If responses to the two ‘macro’ questions in the January survey present a generally consistent picture of consumer thinking, answers to ‘micro’ questions are a little harder to interpret. Views in relation to the trend in household finances over the past twelve months worsened modestly Irish Consumers Start 2014 In Upbeat Mood3 February 2014 4 implying a clear awareness of continuing pressures on spending power. In contrast, expectations for family finances over the next twelve months improved marginally.
The responses to these two questions are not necessarily contradictory as they may suggest consumers believe a turning point in their spending power may be emerging. That would be consistent with a rather limited immediate impact from stronger jobs and property markets on most households’ incomes and wealth at present. Moreover, both of these answers signal only minor changes in thinking of late. It could be argued that consumers are sensing some positive developments that may eventually impact on their personal finances but the persistence of clear negative balances argue that worries about spending power continue to dominate thinking on this issue.
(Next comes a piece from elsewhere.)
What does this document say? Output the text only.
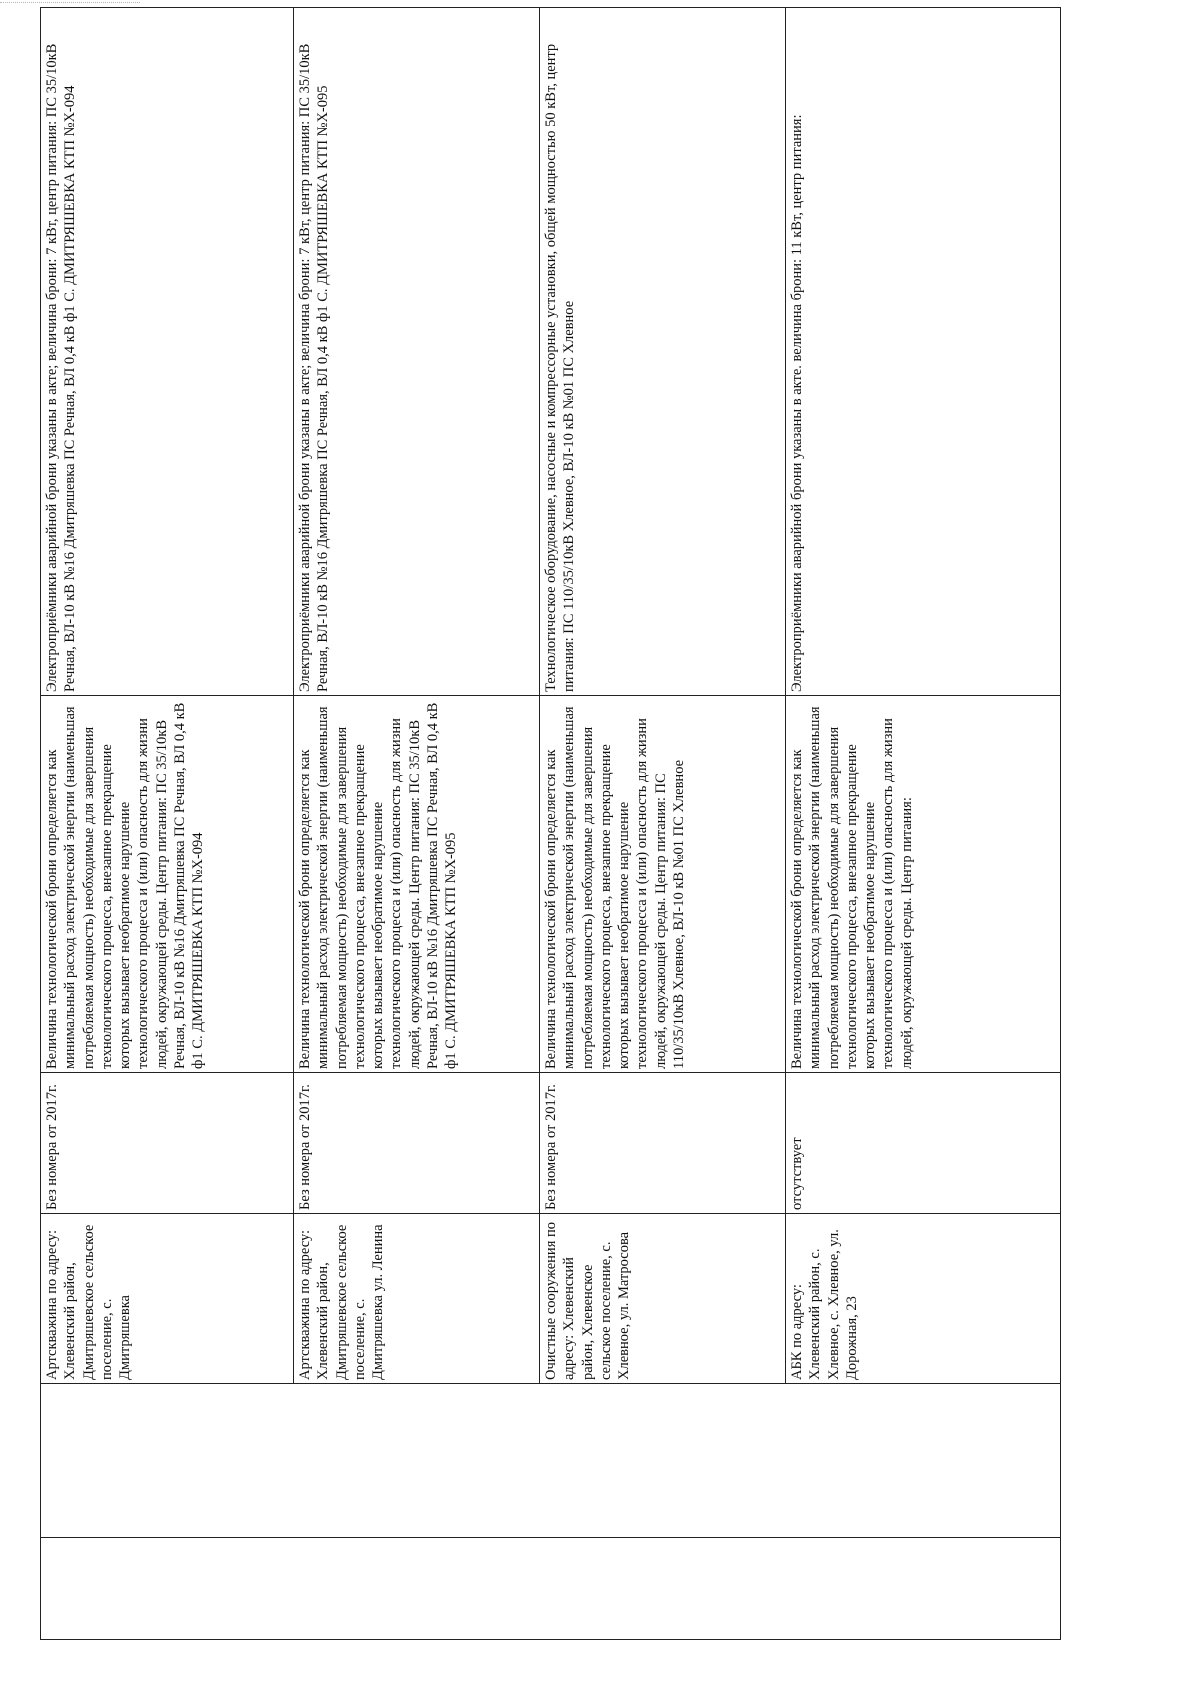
		Артскважина по адресу: Хлевенский район, Дмитряшевское сельское поселение, с. Дмитряшевка	Без номера от 2017г.	Величина технологической брони определяется как минимальный расход электрической энергии (наименьшая потребляемая мощность) необходимые для завершения технологического процесса, внезапное прекращение которых вызывает необратимое нарушение технологического процесса и (или) опасность для жизни людей, окружающей среды. Центр питания: ПС 35/10кВ Речная, ВЛ-10 кВ №16 Дмитряшевка ПС Речная, ВЛ 0,4 кВ ф1 С. ДМИТРЯШЕВКА КТП №Х-094	Электроприёмники аварийной брони указаны в акте; величина брони: 7 кВт, центр питания: ПС 35/10кВ Речная, ВЛ-10 кВ №16 Дмитряшевка ПС Речная, ВЛ 0,4 кВ ф1 С. ДМИТРЯШЕВКА КТП №Х-094
		Артскважина по адресу: Хлевенский район, Дмитряшевское сельское поселение, с. Дмитряшевка ул. Ленина	Без номера от 2017г.	Величина технологической брони определяется как минимальный расход электрической энергии (наименьшая потребляемая мощность) необходимые для завершения технологического процесса, внезапное прекращение которых вызывает необратимое нарушение технологического процесса и (или) опасность для жизни людей, окружающей среды. Центр питания: ПС 35/10кВ Речная, ВЛ-10 кВ №16 Дмитряшевка ПС Речная, ВЛ 0,4 кВ ф1 С. ДМИТРЯШЕВКА КТП №Х-095	Электроприёмники аварийной брони указаны в акте; величина брони: 7 кВт, центр питания: ПС 35/10кВ Речная, ВЛ-10 кВ №16 Дмитряшевка ПС Речная, ВЛ 0,4 кВ ф1 С. ДМИТРЯШЕВКА КТП №Х-095
		Очистные сооружения по адресу: Хлевенский район, Хлевенское сельское поселение, с. Хлевное, ул. Матросова	Без номера от 2017г.	Величина технологической брони определяется как минимальный расход электрической энергии (наименьшая потребляемая мощность) необходимые для завершения технологического процесса, внезапное прекращение которых вызывает необратимое нарушение технологического процесса и (или) опасность для жизни людей, окружающей среды. Центр питания: ПС 110/35/10кВ Хлевное, ВЛ-10 кВ №01 ПС Хлевное	Технологическое оборудование, насосные и компрессорные установки, общей мощностью 50 кВт, центр питания: ПС 110/35/10кВ Хлевное, ВЛ-10 кВ №01 ПС Хлевное
		АБК по адресу: Хлевенский район, с. Хлевное, с. Хлевное, ул. Дорожная, 23	отсутствует	Величина технологической брони определяется как минимальный расход электрической энергии (наименьшая потребляемая мощность) необходимые для завершения технологического процесса, внезапное прекращение которых вызывает необратимое нарушение технологического процесса и (или) опасность для жизни людей, окружающей среды. Центр питания:	Электроприёмники аварийной брони указаны в акте. величина брони: 11 кВт, центр питания:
Given the generally cautious tone of responses to questions on household finances, the scale of the improvement in the buying climate in the January survey is slightly surprising. Clearly, there is a powerful seasonal aspect to this question that typically results in sharp movements around the time of summer and, in particular, winter sales. However, the monthly gain in this element of the survey between December and January was somewhat greater than usual. In the context of improving views about the general economic outlook, it is not altogether surprising that there would be some increased inclination to take advantage of aggressive price discounting by retailers responding to lacklustre pre-Christmas spending.
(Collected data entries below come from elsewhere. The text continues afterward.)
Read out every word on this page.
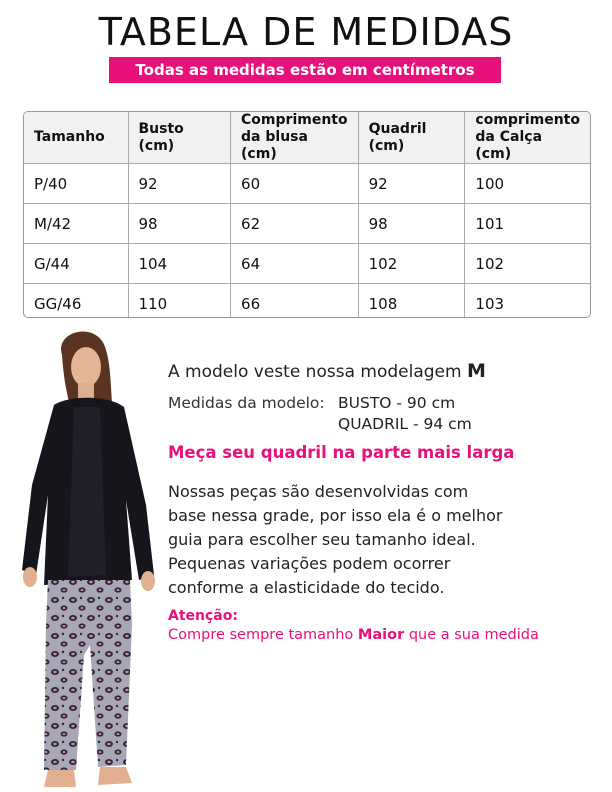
TABELA DE MEDIDAS
Todas as medidas estão em centímetros
Tamanho	Busto (cm)	Comprimento da blusa (cm)	Quadril (cm)	comprimento da Calça (cm)
P/40	92	60	92	100
M/42	98	62	98	101
G/44	104	64	102	102
GG/46	110	66	108	103
A modelo veste nossa modelagem M
Medidas da modelo: BUSTO - 90 cm
QUADRIL - 94 cm
Meça seu quadril na parte mais larga
Nossas peças são desenvolvidas com
base nessa grade, por isso ela é o melhor
guia para escolher seu tamanho ideal.
Pequenas variações podem ocorrer
conforme a elasticidade do tecido.
Atenção:
Compre sempre tamanho Maior que a sua medida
While we expect an improving job market to support a solid increase in consumer spending in the coming year, we think the step-up in spending plans signalled in the January sentiment survey may exaggerate the likely degree of growth in this area. If this view is correct, there could be a significant retracement of last month’s gains in the February survey. Indeed, such an outcome might be sufficient to prompt a hopefully temporary drop in the overall consumer sentiment index.